Superficial peripapillary vessels of small optic discs and scleral canals associated with ODD are vulnerable to direct mechanical distortion. Enlarging ODD, which are concretions with sharp edges, may further rupture these vessels, resulting in superficial RNFL hemorrhages over the optic disc and peripapillary areas [1-5]. Direct mechanical compression and rupture of veins arising from within the optic disc may also lead to peripapillary subretinal hemorrhage beneath the retinal pigment epithelium (RPE). This can spread towards the macula, potentially affecting central vision [3]. The central retinal vein traverses the lamina cribrosa, and progressive enlargement of ODD causing increased mechanical compression of this vessel further disrupts retinal venous outflow and elevates central retinal venous pressure, resulting in central retinal vein occlusion (CRVO) [1, 2, 7, 10, 11]. Superficial and subretinal hemorrhages arising from the direct mechanical compressive effects of ODD are typically self-limiting, as was the case in our patient. In the absence of CNV and PCV, no treatment is required for ODD associated with subretinal hemorrhage and CRVO. Regardless, subretinal hemorrhage may progress to affect central vision and patients must be closely observed for the development of complications such as CNV and NAAION [3, 6, 16].

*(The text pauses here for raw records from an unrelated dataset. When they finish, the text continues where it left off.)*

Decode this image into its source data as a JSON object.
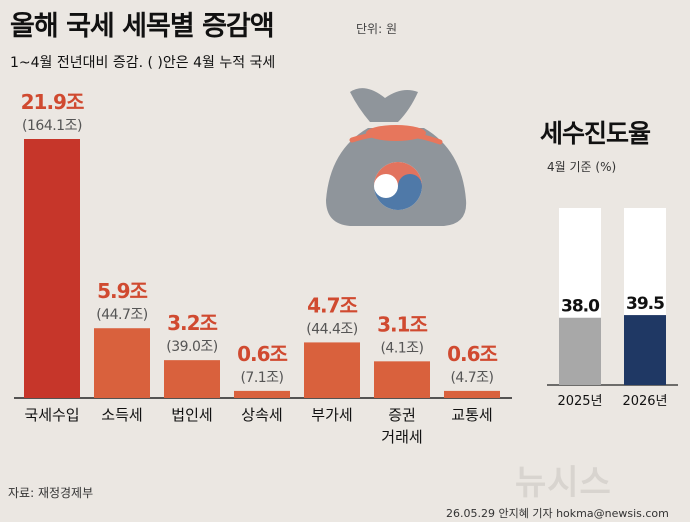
{
  "header": {
    "title": "올해 국세 세목별 증감액",
    "unit": "단위: 원",
    "subtitle": "1~4월 전년대비 증감. ( )안은 4월 누적 국세"
  },
  "colors": {
    "bar_main": "#c6362a",
    "bar_other": "#d9613d",
    "value_text": "#d04a30",
    "cumulative_text": "#555555",
    "rate_2025": "#a8a8a8",
    "rate_2026": "#1f3864",
    "rate_background": "#ffffff"
  },
  "chart_data": [
    {
      "type": "bar",
      "categories": [
        "국세수입",
        "소득세",
        "법인세",
        "상속세",
        "부가세",
        "증권\n거래세",
        "교통세"
      ],
      "series": [
        {
          "values": [
            21.9,
            5.9,
            3.2,
            0.6,
            4.7,
            3.1,
            0.6
          ]
        }
      ],
      "value_labels": [
        "21.9조",
        "5.9조",
        "3.2조",
        "0.6조",
        "4.7조",
        "3.1조",
        "0.6조"
      ],
      "cumulative_labels": [
        "(164.1조)",
        "(44.7조)",
        "(39.0조)",
        "(7.1조)",
        "(44.4조)",
        "(4.1조)",
        "(4.7조)"
      ],
      "ylim": [
        0,
        21.9
      ]
    },
    {
      "type": "bar",
      "title": "세수진도율",
      "subtitle": "4월 기준 (%)",
      "categories": [
        "2025년",
        "2026년"
      ],
      "values": [
        38.0,
        39.5
      ],
      "value_labels": [
        "38.0",
        "39.5"
      ],
      "ylim": [
        0,
        100
      ]
    }
  ],
  "footer": {
    "source": "자료: 재정경제부",
    "credit": "26.05.29 안지혜 기자 hokma@newsis.com",
    "watermark": "뉴시스"
  }
}
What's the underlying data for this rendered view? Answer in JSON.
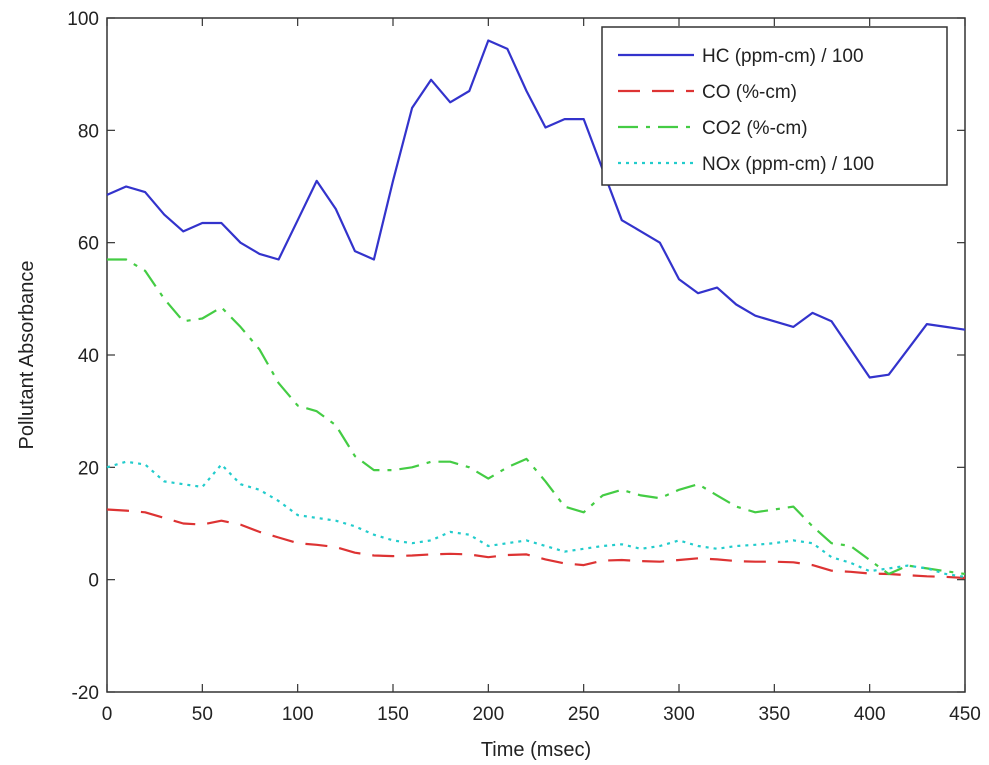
{
  "chart_data": {
    "type": "line",
    "title": "",
    "xlabel": "Time (msec)",
    "ylabel": "Pollutant Absorbance",
    "xlim": [
      0,
      450
    ],
    "ylim": [
      -20,
      100
    ],
    "xticks": [
      "0",
      "50",
      "100",
      "150",
      "200",
      "250",
      "300",
      "350",
      "400",
      "450"
    ],
    "yticks": [
      "-20",
      "0",
      "20",
      "40",
      "60",
      "80",
      "100"
    ],
    "grid": false,
    "legend_position": "top-right",
    "series": [
      {
        "name": "HC (ppm-cm) / 100",
        "color": "#3333cc",
        "style": "solid",
        "x": [
          0,
          10,
          20,
          30,
          40,
          50,
          60,
          70,
          80,
          90,
          100,
          110,
          120,
          130,
          140,
          150,
          160,
          170,
          180,
          190,
          200,
          210,
          220,
          230,
          240,
          250,
          260,
          270,
          280,
          290,
          300,
          310,
          320,
          330,
          340,
          350,
          360,
          370,
          380,
          390,
          400,
          410,
          420,
          430,
          440,
          450
        ],
        "y": [
          68.5,
          70,
          69,
          65,
          62,
          63.5,
          63.5,
          60,
          58,
          57,
          64,
          71,
          66,
          58.5,
          57,
          71,
          84,
          89,
          85,
          87,
          96,
          94.5,
          87,
          80.5,
          82,
          82,
          73,
          64,
          62,
          60,
          53.5,
          51,
          52,
          49,
          47,
          46,
          45,
          47.5,
          46,
          41,
          36,
          36.5,
          41,
          45.5,
          45,
          44.5
        ]
      },
      {
        "name": "CO (%-cm)",
        "color": "#dd3333",
        "style": "dashed",
        "x": [
          0,
          10,
          20,
          30,
          40,
          50,
          60,
          70,
          80,
          90,
          100,
          110,
          120,
          130,
          140,
          150,
          160,
          170,
          180,
          190,
          200,
          210,
          220,
          230,
          240,
          250,
          260,
          270,
          280,
          290,
          300,
          310,
          320,
          330,
          340,
          350,
          360,
          370,
          380,
          390,
          400,
          410,
          420,
          430,
          440,
          450
        ],
        "y": [
          12.5,
          12.3,
          12,
          11,
          10,
          9.8,
          10.5,
          9.8,
          8.5,
          7.5,
          6.5,
          6.2,
          5.8,
          4.8,
          4.3,
          4.2,
          4.3,
          4.5,
          4.6,
          4.5,
          4,
          4.4,
          4.5,
          3.6,
          2.9,
          2.6,
          3.4,
          3.5,
          3.3,
          3.2,
          3.5,
          3.8,
          3.6,
          3.3,
          3.2,
          3.2,
          3.1,
          2.6,
          1.6,
          1.4,
          1.1,
          1,
          0.8,
          0.6,
          0.5,
          0.3
        ]
      },
      {
        "name": "CO2 (%-cm)",
        "color": "#44cc44",
        "style": "dashdot",
        "x": [
          0,
          10,
          20,
          30,
          40,
          50,
          60,
          70,
          80,
          90,
          100,
          110,
          120,
          130,
          140,
          150,
          160,
          170,
          180,
          190,
          200,
          210,
          220,
          230,
          240,
          250,
          260,
          270,
          280,
          290,
          300,
          310,
          320,
          330,
          340,
          350,
          360,
          370,
          380,
          390,
          400,
          410,
          420,
          430,
          440,
          450
        ],
        "y": [
          57,
          57,
          55,
          50,
          46,
          46.5,
          48.5,
          45,
          41,
          35,
          31,
          30,
          27.5,
          22,
          19.5,
          19.5,
          20,
          21,
          21,
          20,
          18,
          20,
          21.5,
          17.5,
          13,
          12,
          15,
          16,
          15,
          14.5,
          16,
          17,
          15,
          13,
          12,
          12.5,
          13,
          9.5,
          6.5,
          6,
          3.5,
          1,
          2.5,
          2,
          1.5,
          1
        ]
      },
      {
        "name": "NOx (ppm-cm) / 100",
        "color": "#22cccc",
        "style": "dotted",
        "x": [
          0,
          10,
          20,
          30,
          40,
          50,
          60,
          70,
          80,
          90,
          100,
          110,
          120,
          130,
          140,
          150,
          160,
          170,
          180,
          190,
          200,
          210,
          220,
          230,
          240,
          250,
          260,
          270,
          280,
          290,
          300,
          310,
          320,
          330,
          340,
          350,
          360,
          370,
          380,
          390,
          400,
          410,
          420,
          430,
          440,
          450
        ],
        "y": [
          20,
          21,
          20.5,
          17.5,
          17,
          16.5,
          20.5,
          17,
          16,
          14,
          11.5,
          11,
          10.5,
          9.5,
          8,
          7,
          6.5,
          7,
          8.5,
          8,
          6,
          6.5,
          7,
          6,
          5,
          5.5,
          6,
          6.3,
          5.5,
          6,
          7,
          6,
          5.5,
          6,
          6.2,
          6.5,
          7,
          6.5,
          4,
          3,
          1.5,
          2,
          2.5,
          2,
          1,
          0.5
        ]
      }
    ]
  }
}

Less commonly, ODD may also cause retinal ischemia and release of vascular endothelial growth factor (VEGF) which stimulates CNV formation and subretinal hemorrhage [3, 6–10]. In the absence of subfoveal progression, submacular hemorrhage, or serous macular detachment, active treatment of ODD-associated CNV with modalities such as focal laser photocoagulation, photodynamic therapy, or anti-VEGF therapy is often not indicated [3, 20, 25].

5. Conclusion

The subretinal hemorrhage in our patient is likely due to the direct mechanical compressive effects of the ODD on the walls of superficial and subretinal peripapillary vessels. Progressive enlargement of the ODD further erodes these peripapillary vessels, causing subretinal hemorrhage. Compression of the central retinal vein by ODD at the lamina cribrosa leads to disruption to venous outflow and increased retinal central venous pressure, which accounts for the findings of concomitant CRVO. Although treatment of the subretinal hemorrhage is unnecessary in the absence of CNV and PCV, regular reviews are required to monitor for the development of complications such as progression of subretinal hemorrhage to the macula as well as development of CNV and NAAION that may be potentially sight-threatening and are amenable to treatment [3, 6–10, 16, 24]. Importantly, ODD presenting with pseudopapilledema must be distinguished from true papilledema.